I think there are two issues at work here. The first issue is searching and filtering, which in this case is probably best solved using SQL. The second issue is the fact that you have intricate business logic in the stored procedure, which does not really belong there.

You could start by identifying what parts of your stored procedure belong on the SQL side and what parts are actually business logic. Filtering items that start with 'sheep' is SQL, not returning more items than can be ordered by a sliding widow is business logic. (Heck, I can't even think how you could have the two in a single SQL query and have it work right...) Make a list of all the things that are business logic and then pick one to work on.
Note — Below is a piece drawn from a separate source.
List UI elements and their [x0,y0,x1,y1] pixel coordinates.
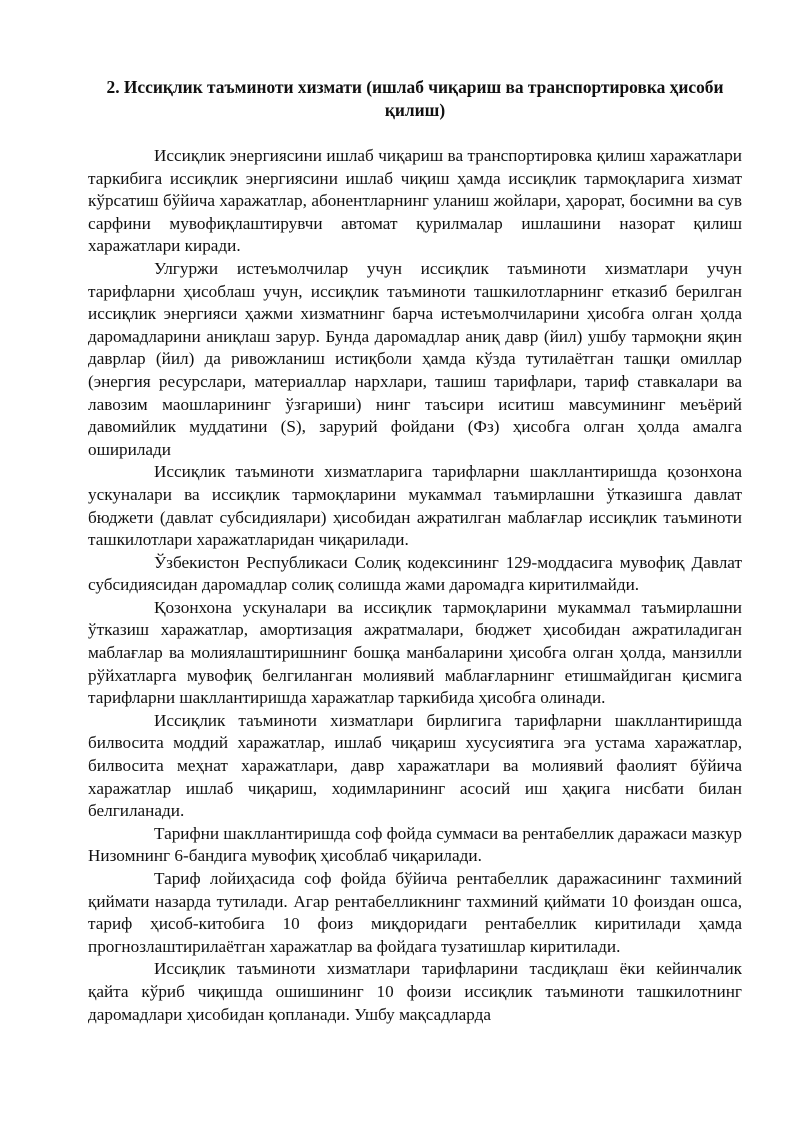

Next, write a test. I'm assuming that you have code that at some point returns the list of items that were requested and that internally calls down to the stored procedure. You are going to expand that code by fitting in a new layer that takes care of your business logic. Your test should probably be on the code that sits just 'above' where you would introduce your filtering pipeline. Write your test on top of that code. Have the test (or tests if you need more) deal with the one specific piece of business logic you picked.

Next, refactor. Take the SQL code out of the stored procedure and write Java to replace it. A good way to do this would be to create a single class to fit the business logic you are currently working on (for example, a 'MaximumOrdersPerSlidingWindowLimiter'). Unittest that class and rely on the test written above to make sure you don't break anything. The class should take a list of items and return a list of items. Have this class extend an interface that is common for all these small classes that you will be creating. Something like this might suit you.

Keep tearing down the stored procedure until all your business logic is Java and all that remains is actual SQL querying code.